Referendum's Proposed Funds Shortchange Some Organizations

I hope it’s not too late by the time you read this. For this entire week, the students of UCSD have had the opportunity to affect the future of this campus. Doc Khaleghi, the A.S. president, wrote in an article earlier this week in the Guardian that the future of this university hangs in the balance. And I have to admit, for better or for worse, our president is correct.

But I hope that by the time you read this article, be it at Espresso Roma, the blocks on Library Walk or during a political science 112A class, you have not made the grave mistake of voting “”Yes”” on this referendum.
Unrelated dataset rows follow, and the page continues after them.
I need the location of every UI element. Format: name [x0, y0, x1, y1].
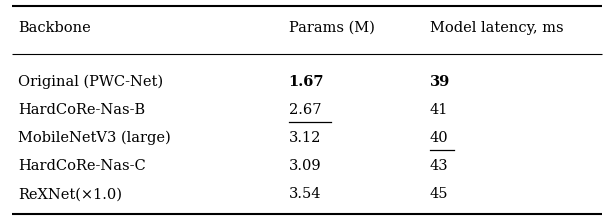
Text: 41: 41: [430, 103, 448, 117]
Text: HardCoRe-Nas-C: HardCoRe-Nas-C: [18, 159, 146, 173]
Text: Original (PWC-Net): Original (PWC-Net): [18, 75, 163, 89]
Text: MobileNetV3 (large): MobileNetV3 (large): [18, 131, 171, 145]
Text: 45: 45: [430, 187, 448, 201]
Text: HardCoRe-Nas-B: HardCoRe-Nas-B: [18, 103, 146, 117]
Text: 43: 43: [430, 159, 448, 173]
Text: 39: 39: [430, 75, 450, 89]
Text: Backbone: Backbone: [18, 21, 91, 35]
Text: Model latency, ms: Model latency, ms: [430, 21, 564, 35]
Text: Params (M): Params (M): [289, 21, 375, 35]
Text: 1.67: 1.67: [289, 75, 324, 89]
Text: 2.67: 2.67: [289, 103, 321, 117]
Text: 40: 40: [430, 131, 448, 145]
Text: 3.12: 3.12: [289, 131, 321, 145]
Text: 3.54: 3.54: [289, 187, 321, 201]
Text: 3.09: 3.09: [289, 159, 321, 173]
Text: ReXNet(×1.0): ReXNet(×1.0): [18, 187, 122, 201]
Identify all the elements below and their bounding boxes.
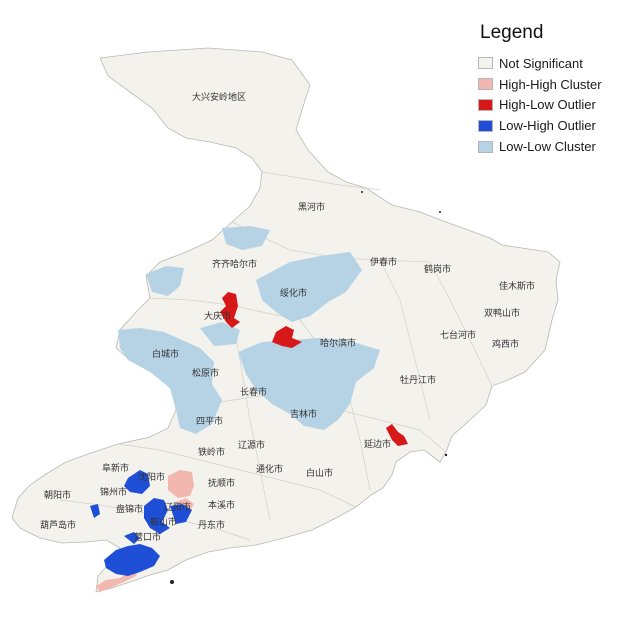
city-label-siping: 四平市 [196,415,223,427]
legend-label-low-low-cluster: Low-Low Cluster [499,139,596,155]
city-label-jilin: 吉林市 [290,408,317,420]
city-label-fushun: 抚顺市 [208,477,235,489]
city-label-harbin: 哈尔滨市 [320,337,356,349]
legend-title: Legend [480,22,544,43]
city-label-tonghua: 通化市 [256,463,283,475]
city-label-suihua: 绥化市 [280,287,307,299]
legend-label-high-low-outlier: High-Low Outlier [499,97,596,113]
city-label-shenyang: 沈阳市 [138,471,165,483]
legend-label-high-high-cluster: High-High Cluster [499,76,602,92]
city-label-baicheng: 白城市 [152,348,179,360]
city-label-jinzhou: 锦州市 [100,486,127,498]
city-label-daxinganling: 大兴安岭地区 [192,91,246,103]
legend-label-low-high-outlier: Low-High Outlier [499,118,596,134]
city-label-songyuan: 松原市 [192,367,219,379]
city-label-tieling: 铁岭市 [198,446,225,458]
city-label-heihe: 黑河市 [298,201,325,213]
city-label-qitaihe: 七台河市 [440,329,476,341]
city-label-baishan: 白山市 [306,467,333,479]
legend-swatch-not-significant [478,57,493,70]
city-label-shuangyashan: 双鸭山市 [484,307,520,319]
city-label-yichun: 伊春市 [370,256,397,268]
city-label-huludao: 葫芦岛市 [40,519,76,531]
legend: Legend Not Significant High-High Cluster… [478,22,628,157]
region-base [11,47,561,593]
legend-item-low-high-outlier: Low-High Outlier [478,115,628,136]
city-label-changchun: 长春市 [240,386,267,398]
legend-label-not-significant: Not Significant [499,55,583,71]
city-label-chaoyang: 朝阳市 [44,489,71,501]
low-low-cluster-areas [118,226,380,434]
city-label-yingkou: 营口市 [134,531,161,543]
city-label-fuxin: 阜新市 [102,462,129,474]
legend-swatch-low-low-cluster [478,140,493,153]
coast-markers [170,191,448,584]
city-label-mudanjiang: 牡丹江市 [400,374,436,386]
city-label-panjin: 盘锦市 [116,503,143,515]
city-label-dandong: 丹东市 [198,519,225,531]
legend-item-not-significant: Not Significant [478,53,628,74]
legend-item-low-low-cluster: Low-Low Cluster [478,136,628,157]
city-label-benxi: 本溪市 [208,499,235,511]
city-label-anshan: 鞍山市 [150,516,177,528]
low-high-outlier-areas [90,470,192,576]
city-labels: 大兴安岭地区 黑河市 齐齐哈尔市 伊春市 鹤岗市 佳木斯市 双鸭山市 绥化市 大… [40,91,535,543]
legend-item-high-low-outlier: High-Low Outlier [478,95,628,116]
city-label-hegang: 鹤岗市 [424,263,451,275]
legend-swatch-high-low-outlier [478,98,493,111]
high-low-outlier-areas [220,292,408,446]
legend-swatch-low-high-outlier [478,119,493,132]
city-label-liaoyuan: 辽源市 [238,439,265,451]
city-label-jixi: 鸡西市 [492,338,519,350]
city-label-yanbian: 延边市 [364,438,391,450]
legend-swatch-high-high-cluster [478,78,493,91]
city-label-daqing: 大庆市 [204,310,231,322]
city-label-liaoyang: 辽阳市 [164,501,191,513]
legend-item-high-high-cluster: High-High Cluster [478,74,628,95]
city-label-qiqihar: 齐齐哈尔市 [212,258,257,270]
city-label-jiamusi: 佳木斯市 [499,280,535,292]
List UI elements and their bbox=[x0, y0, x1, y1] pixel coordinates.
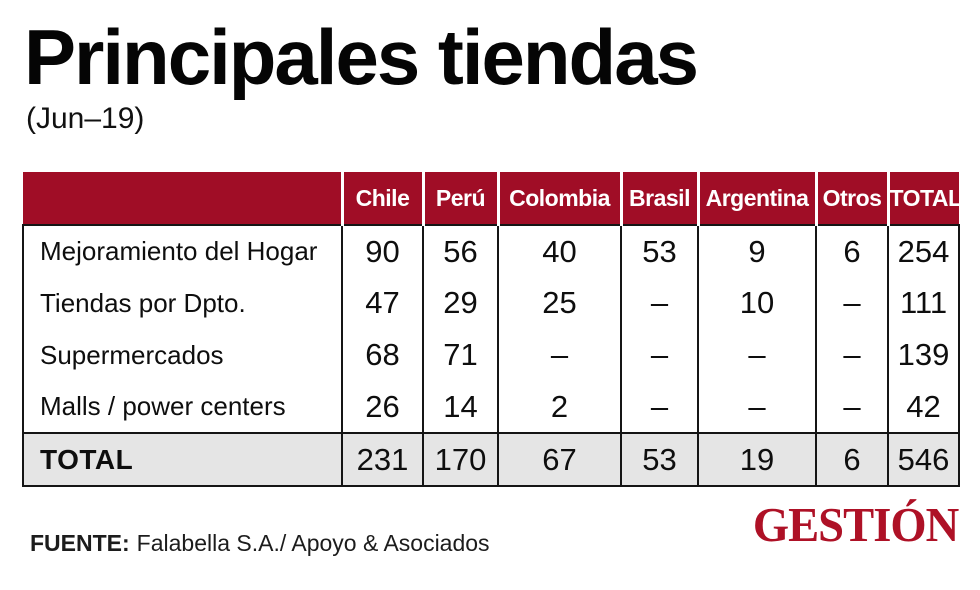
total-row-label: TOTAL bbox=[22, 432, 343, 487]
table-cell: 231 bbox=[342, 432, 424, 487]
table-cell: 29 bbox=[423, 277, 499, 329]
stores-table-grid: Chile Perú Colombia Brasil Argentina Otr… bbox=[22, 172, 962, 487]
table-cell: – bbox=[816, 381, 889, 433]
column-header-peru: Perú bbox=[423, 172, 500, 225]
table-cell: 26 bbox=[342, 381, 424, 433]
table-cell: 2 bbox=[498, 381, 622, 433]
column-header-chile: Chile bbox=[342, 172, 425, 225]
table-cell: 90 bbox=[342, 224, 424, 277]
table-row-malls: Malls / power centers 26 14 2 – – – 42 bbox=[22, 381, 960, 433]
column-header-argentina: Argentina bbox=[698, 172, 818, 225]
table-cell: 6 bbox=[816, 224, 889, 277]
table-cell: 170 bbox=[423, 432, 499, 487]
column-header-empty bbox=[23, 172, 344, 225]
table-cell: 53 bbox=[621, 432, 699, 487]
table-row-tiendas-dpto: Tiendas por Dpto. 47 29 25 – 10 – 111 bbox=[22, 277, 960, 329]
table-cell: 25 bbox=[498, 277, 622, 329]
table-cell: 67 bbox=[498, 432, 622, 487]
gestion-logo: GESTIÓN bbox=[752, 497, 959, 552]
column-header-colombia: Colombia bbox=[498, 172, 623, 225]
source-note: FUENTE: Falabella S.A./ Apoyo & Asociados bbox=[30, 530, 490, 557]
table-cell: 6 bbox=[816, 432, 889, 487]
table-cell: 40 bbox=[498, 224, 622, 277]
table-cell: 111 bbox=[888, 277, 960, 329]
column-header-brasil: Brasil bbox=[621, 172, 700, 225]
table-cell: 19 bbox=[698, 432, 817, 487]
table-cell: 42 bbox=[888, 381, 960, 433]
table-cell: – bbox=[621, 277, 699, 329]
table-cell: – bbox=[698, 329, 817, 381]
source-text: Falabella S.A./ Apoyo & Asociados bbox=[136, 530, 490, 556]
table-cell: – bbox=[498, 329, 622, 381]
table-cell: 254 bbox=[888, 224, 960, 277]
subtitle-date: (Jun–19) bbox=[26, 102, 145, 135]
column-header-total: TOTAL bbox=[888, 172, 962, 225]
table-cell: 9 bbox=[698, 224, 817, 277]
row-label: Tiendas por Dpto. bbox=[22, 277, 343, 329]
table-total-row: TOTAL 231 170 67 53 19 6 546 bbox=[22, 432, 960, 487]
row-label: Supermercados bbox=[22, 329, 343, 381]
table-cell: 10 bbox=[698, 277, 817, 329]
source-label: FUENTE: bbox=[30, 530, 130, 556]
table-header-row: Chile Perú Colombia Brasil Argentina Otr… bbox=[23, 172, 962, 225]
table-cell: 71 bbox=[423, 329, 499, 381]
table-cell: 53 bbox=[621, 224, 699, 277]
table-cell: 139 bbox=[888, 329, 960, 381]
table-cell: – bbox=[816, 329, 889, 381]
row-label: Malls / power centers bbox=[22, 381, 343, 433]
table-cell: 47 bbox=[342, 277, 424, 329]
table-cell: – bbox=[621, 381, 699, 433]
table-cell: – bbox=[698, 381, 817, 433]
row-label: Mejoramiento del Hogar bbox=[22, 224, 343, 277]
table-cell: 68 bbox=[342, 329, 424, 381]
column-header-otros: Otros bbox=[816, 172, 890, 225]
table-row-supermercados: Supermercados 68 71 – – – – 139 bbox=[22, 329, 960, 381]
stores-table: Chile Perú Colombia Brasil Argentina Otr… bbox=[22, 172, 962, 487]
table-cell: 14 bbox=[423, 381, 499, 433]
table-row-mejoramiento: Mejoramiento del Hogar 90 56 40 53 9 6 2… bbox=[22, 224, 960, 277]
table-cell: – bbox=[621, 329, 699, 381]
table-cell: 56 bbox=[423, 224, 499, 277]
table-cell: – bbox=[816, 277, 889, 329]
page-title: Principales tiendas bbox=[24, 13, 699, 101]
table-cell: 546 bbox=[888, 432, 960, 487]
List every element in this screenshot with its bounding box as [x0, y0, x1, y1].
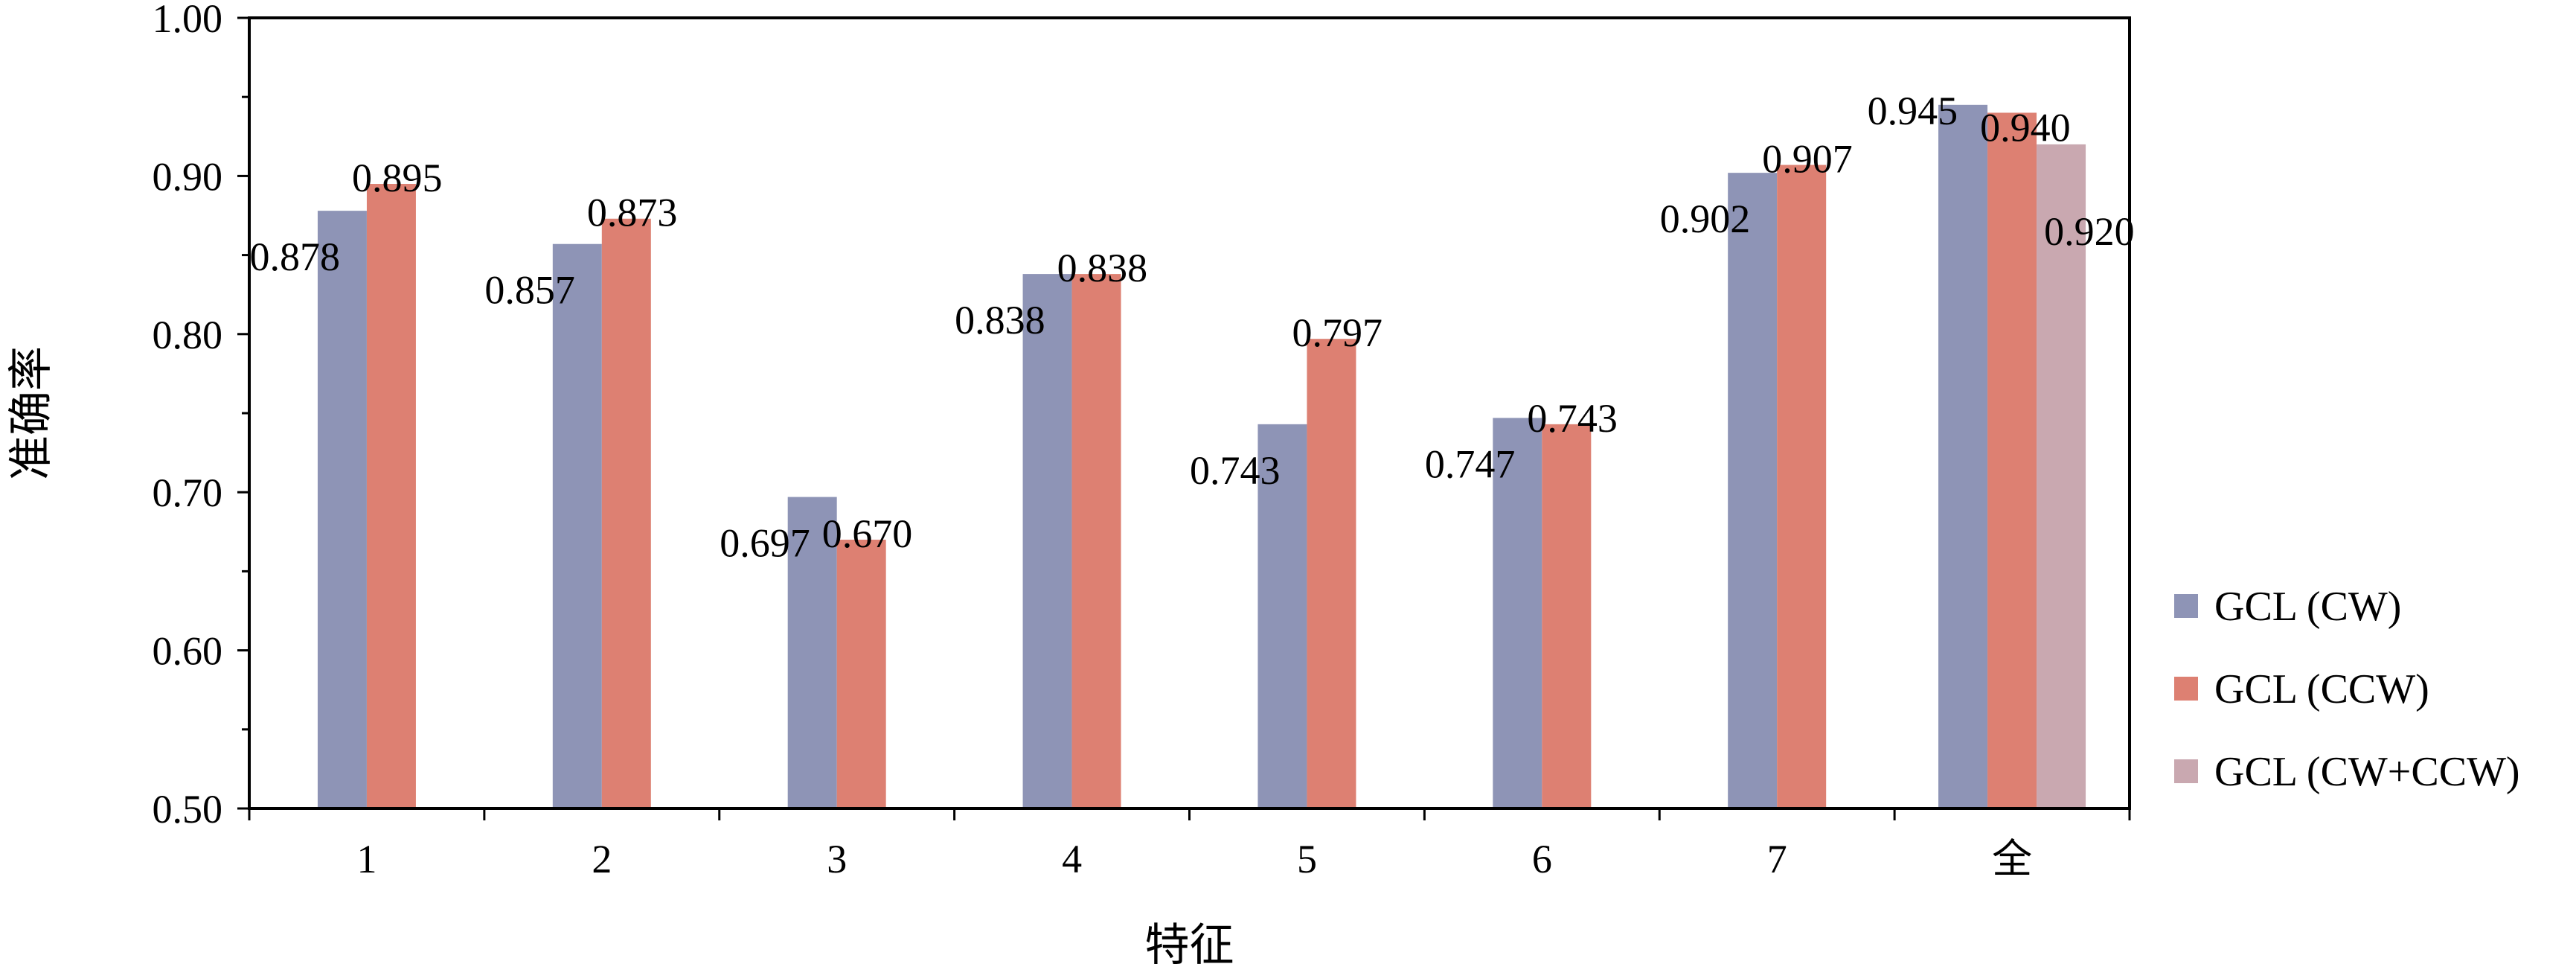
legend-label: GCL (CW) — [2214, 584, 2401, 630]
legend-swatch — [2174, 759, 2198, 783]
x-tick-label: 全 — [1992, 837, 2032, 881]
bar — [552, 243, 602, 808]
data-label: 0.920 — [2044, 209, 2135, 254]
bar — [317, 211, 367, 808]
bar — [1257, 424, 1307, 808]
legend-swatch — [2174, 594, 2198, 618]
y-tick-label: 0.80 — [153, 313, 223, 357]
data-label: 0.873 — [587, 191, 678, 235]
data-label: 0.940 — [1980, 105, 2071, 150]
bar — [836, 539, 886, 808]
legend-label: GCL (CW+CCW) — [2214, 749, 2520, 795]
x-tick-label: 6 — [1532, 837, 1552, 881]
y-axis: 0.50 0.60 0.70 0.80 0.90 1.00 — [153, 0, 249, 832]
bar — [601, 218, 651, 808]
y-tick-label: 0.70 — [153, 470, 223, 515]
y-axis-title: 准确率 — [7, 346, 56, 480]
data-label: 0.878 — [249, 235, 340, 279]
x-axis: 1 2 3 4 5 6 7 全 — [248, 808, 2131, 881]
bars-layer — [317, 104, 2086, 809]
bar — [1987, 112, 2037, 808]
legend-label: GCL (CCW) — [2214, 666, 2429, 712]
x-tick-label: 7 — [1767, 837, 1787, 881]
data-label: 0.945 — [1868, 89, 1958, 133]
bar — [787, 497, 837, 808]
data-label: 0.902 — [1660, 197, 1751, 241]
y-tick-label: 0.60 — [153, 629, 223, 674]
bar — [366, 184, 416, 808]
x-tick-label: 5 — [1297, 837, 1317, 881]
data-label: 0.838 — [955, 298, 1045, 342]
bar — [1493, 418, 1542, 808]
bar — [1307, 339, 1356, 808]
data-label: 0.743 — [1190, 448, 1281, 493]
data-label: 0.747 — [1425, 441, 1516, 486]
data-label: 0.670 — [822, 511, 913, 556]
bar — [1071, 274, 1121, 808]
x-tick-label: 1 — [356, 837, 377, 881]
x-tick-label: 3 — [827, 837, 847, 881]
data-label: 0.797 — [1292, 310, 1382, 355]
data-label: 0.907 — [1762, 137, 1853, 182]
data-label: 0.895 — [352, 156, 443, 200]
bar — [1022, 274, 1072, 808]
data-label: 0.857 — [484, 268, 575, 313]
data-label: 0.697 — [720, 521, 810, 566]
bar — [1728, 173, 1778, 809]
legend: GCL (CW) GCL (CCW) GCL (CW+CCW) — [2174, 584, 2520, 795]
data-label: 0.838 — [1057, 246, 1148, 290]
legend-swatch — [2174, 677, 2198, 701]
bar — [2037, 144, 2086, 809]
bar — [1938, 104, 1988, 808]
y-tick-label: 0.50 — [153, 787, 223, 832]
x-tick-label: 4 — [1062, 837, 1082, 881]
data-label: 0.743 — [1527, 396, 1618, 441]
x-axis-title: 特征 — [1145, 921, 1234, 969]
bar — [1777, 165, 1827, 809]
y-tick-label: 1.00 — [153, 0, 223, 41]
bar — [1542, 424, 1592, 808]
data-labels-layer: 0.878 0.895 0.857 0.873 0.697 0.670 0.838 0.838… — [249, 89, 2134, 566]
x-tick-label: 2 — [592, 837, 612, 881]
y-tick-label: 0.90 — [153, 154, 223, 199]
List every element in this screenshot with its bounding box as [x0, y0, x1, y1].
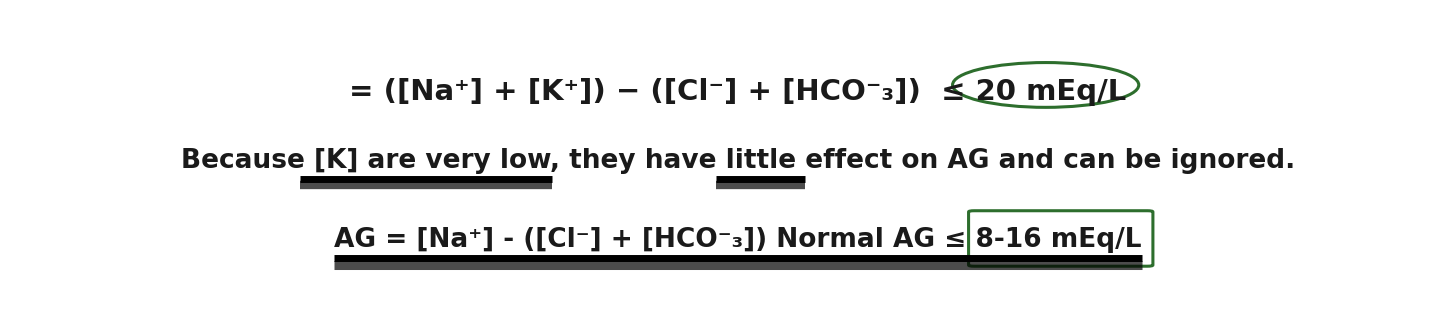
Text: AG = [Na⁺] - ([Cl⁻] + [HCO⁻₃]) Normal AG ≤ 8-16 mEq/L: AG = [Na⁺] - ([Cl⁻] + [HCO⁻₃]) Normal AG…	[334, 227, 1142, 253]
Text: Because [K] are very low, they have little effect on AG and can be ignored.: Because [K] are very low, they have litt…	[181, 148, 1295, 174]
Text: = ([Na⁺] + [K⁺]) − ([Cl⁻] + [HCO⁻₃])  ≤ 20 mEq/L: = ([Na⁺] + [K⁺]) − ([Cl⁻] + [HCO⁻₃]) ≤ 2…	[350, 78, 1126, 106]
To state it simply, this referendum is bad for UCSD and bad for students. It is positive, but for the wrong groups. The immense costs (and I am not referring only to monetary costs) that will be borne by students outweigh the minute benefits.

Do not jump to the conclusion that I am against expanding the Price Center or renovating the Student Center. After all, I have to work in the dingy offices of the Guardian, which are located in the Student Center. But perhaps what I say will open your eyes to how detrimental this referendum is, if I — someone who could gain so much from it — could still actually be against it.

I agree that student organizations need to be better funded, that O.A.S.I.S. needs more funding, etc. However, this referendum is not the way to bring about such changes.

Admittedly, the extra fee of $71.40 per quarter is worth bringing about positive changes to the campus. What I have against this increase is how the money will be allocated and what I see as a waste of our dollars.

According to the Special Election Voting Guide, $19 of the $71.40 will be distributed to intercollegiate sports, while the LGBT Resource Office receives a measly $0.50. The International Center is allocated $0.25, while the Women’s Center gets $0.50. O.A.S.I.S., which is integral to students, receives $2.50. The list goes on. What I see here is a serious misallocation of funds that strays away from what this university holds most important: academics.

Just between you and me (and I do not intend to insult the athletes on campus), sports are far from important to the overall life of this school. Yes, we are in Division II, but let’s get serious. This is a school set on academics, and simply throwing money at the sports teams will not change that. It is only the mentality of the student body that can change that fact; wasting our money will not.

Another part of this referendum is the prospect of placing synthetic turf on Muir Field. Really now, what the hell is this about? A person just has to ask, “”Why?””

Another drawback to this expansion plan is that it would hardly change campus life here, despite the name of the referendum. This referendum allows for what seems like another Price Center to be built.

The expanded Price Center will offer nothing new to students. Will building more ballrooms make your weekends any less boring? Will more student lounges really be useful in keeping you entertained? Perhaps the administration simply wants to keep students bored so they’ll use the expanded study lounges on the weekends.

Why not use the funds to build a student union? For god’s sake, CSU Long Beach has a student union, complete with several bowling lanes. The funds should actually be used to help make student life less bland rather than wasting it with more ballrooms and bigger offices for the A.S. Council members.

Furthermore, and on a personal note, the way the proponents of the referendum are promoting it is simply annoying and insulting. On Monday, several students approached me while I was quietly munching on my fries. In their hands were stacks of voting guides, which offer statements favoring and opposing the fee increase, trying to seem bipartisan about the issue.

However, like Jehovah’s Witnesses, these proponents come up to students, shoving their literature into people’s faces. They preach their values, trying to shepherd students to vote “”Yes.”” They try to capture the apathetic student (which is the majority at UCSD) so they can obtain their 20 percent of students necessary to pass the amendment. They dangle treats such as sodas and cookies in front of students who vote, like a farmer dangling carrots or apples in front of a mule. They try to imitate the political machines of Richard Daley or Bill Thompson by offering promises of greater opportunities if we vote their way.

The referendum, however, will not bring greater opportunities. Instead, the referendum will waste student funds. It is a half-hearted attempt at bringing about change on campus, and does so badly. The funds are badly misallocated, not focusing on what is most important to the school and to its students. It offers nothing that would make the weekends of students living on campus any better. The laundry list of promises provided in the voting guide is nothing more than a veil over students’ eyes to keep them from seeing how poorly the money will be spent. Students must take the good with the bad.

I admit that not all of the referendum is bad. The increased funds are going to the right places, though not in the right proportions. I agree with the concept that financial aid covers the increased fees for students that qualify. I agree that the two centers need to be able to accommodate more students. Yes, the student organizations need better funding. However, this current plan is not the way to bring about this much-needed expansion.

In previous years, students have rejected similar proposals and should do so again this year. Students should continue to reject these proposals as long as they do not serve the greater population of the campus, not just some small minority such as the frats and sororities, or athletes. This is, after all, our campus, and, as Khaleghi wrote, its future is in our hands. Only we, the students, can know what is best for it.